The Chieftains, with Matt Molloy - The Mason's Apron

 

The controversy surrounding this tune clearly ties back to the posted discussion:

How traditional can you get?

"In the nearly two years that I've been studying Irish traditional music, I've been aware that there is a divide between traditional purists and those who will selectively experiment or even accept new musical elements into the genre.

I wonder whether Sean Maguire's playing had been influenced by any training or exposure to classical music (which would explain playing fiddle in third or fifth position, or playing in flat keys etc.)?

Of course, I am American of Irish descent. I can't pretend to be aware of the emotional or politcal ties that may be attached to these tunes. Like all traditional music in the world, these tunes have inextricably woven themselves into the fabric of the daily lives of the people who play them and pass them to the next generations."

As a new student of the genre, I'm very interested to hear more discussion on this topic.

 

"

Found this great article on How to Start and Run a Slow Session.  Actually the article wasn't so much on slow sessions but touched on attitudes in sessions.  Pretty well written blog.

http://members.cox.net/eskin/sessiondynamics.html"

 

Fantastic article James. It covers quite a range of scenarios, and it does offer some constructive methods and strategies toward a convivial session experience.

I think a lot depends on what the session players/owners want and the environment in which it exists. Here in my corner of Florida there are not too many players, and most of the session folks play other genre of music.

From time to time an Old Timey or Bluegrass tune will pop out, and that's fine. And when a new guest joins in we pleased to have the do whatever it is they would like to do.
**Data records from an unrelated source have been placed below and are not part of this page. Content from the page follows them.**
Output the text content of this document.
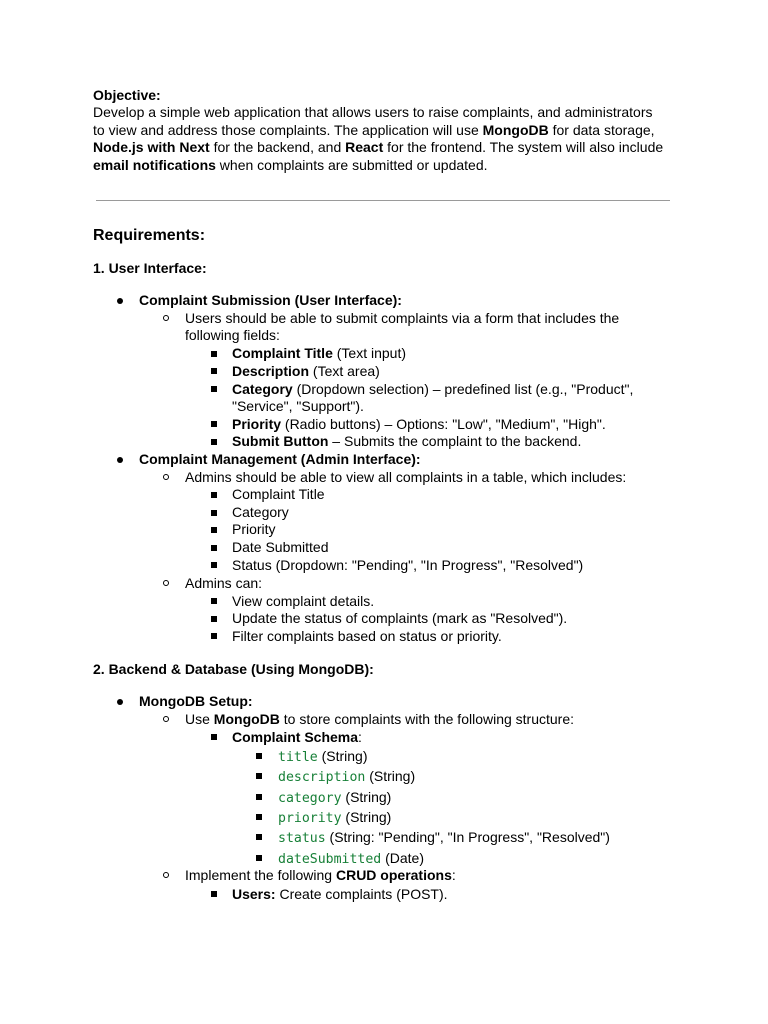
Objective:
Develop a simple web application that allows users to raise complaints, and administrators
to view and address those complaints. The application will use MongoDB for data storage,
Node.js with Next for the backend, and React for the frontend. The system will also include
email notifications when complaints are submitted or updated.
Requirements:
1. User Interface:
Complaint Submission (User Interface):
Users should be able to submit complaints via a form that includes the
following fields:
Complaint Title (Text input)
Description (Text area)
Category (Dropdown selection) – predefined list (e.g., "Product",
"Service", "Support").
Priority (Radio buttons) – Options: "Low", "Medium", "High".
Submit Button – Submits the complaint to the backend.
Complaint Management (Admin Interface):
Admins should be able to view all complaints in a table, which includes:
Complaint Title
Category
Priority
Date Submitted
Status (Dropdown: "Pending", "In Progress", "Resolved")
Admins can:
View complaint details.
Update the status of complaints (mark as "Resolved").
Filter complaints based on status or priority.
2. Backend & Database (Using MongoDB):
MongoDB Setup:
Use MongoDB to store complaints with the following structure:
Complaint Schema:
title (String)
description (String)
category (String)
priority (String)
status (String: "Pending", "In Progress", "Resolved")
dateSubmitted (Date)
Implement the following CRUD operations:
Users: Create complaints (POST).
But we pretty much manage it such that if it starts turning into a Bluegrass jam by folks following one bluegrass tune with another, and another, the person who feels the most need to bring things back on track just jumps in with an Irish tune before another bluegrass gets going and the message it pretty well understood. We do have regular listeners who come for the tunes, and we feel obligated to some degree to serve up a menu such as they have come to expect - mostly ITM with the odd non-ITM tune or song here and there. 

The degree of control exercised should be just enough to keep from losing the character of the session, whatever that has become. I guess it's like the tunes, there is no "right" way to play a tune, and there is no "right" way to run a session. If one doesn't enjoy the manner the session master is running things, pick another session. Or start one. I think of the session leader sorta like a conductor. They may not make (all) the music, but they influence what comes out. 

We're so un-strict we even let a guest sing Danny Boy last week.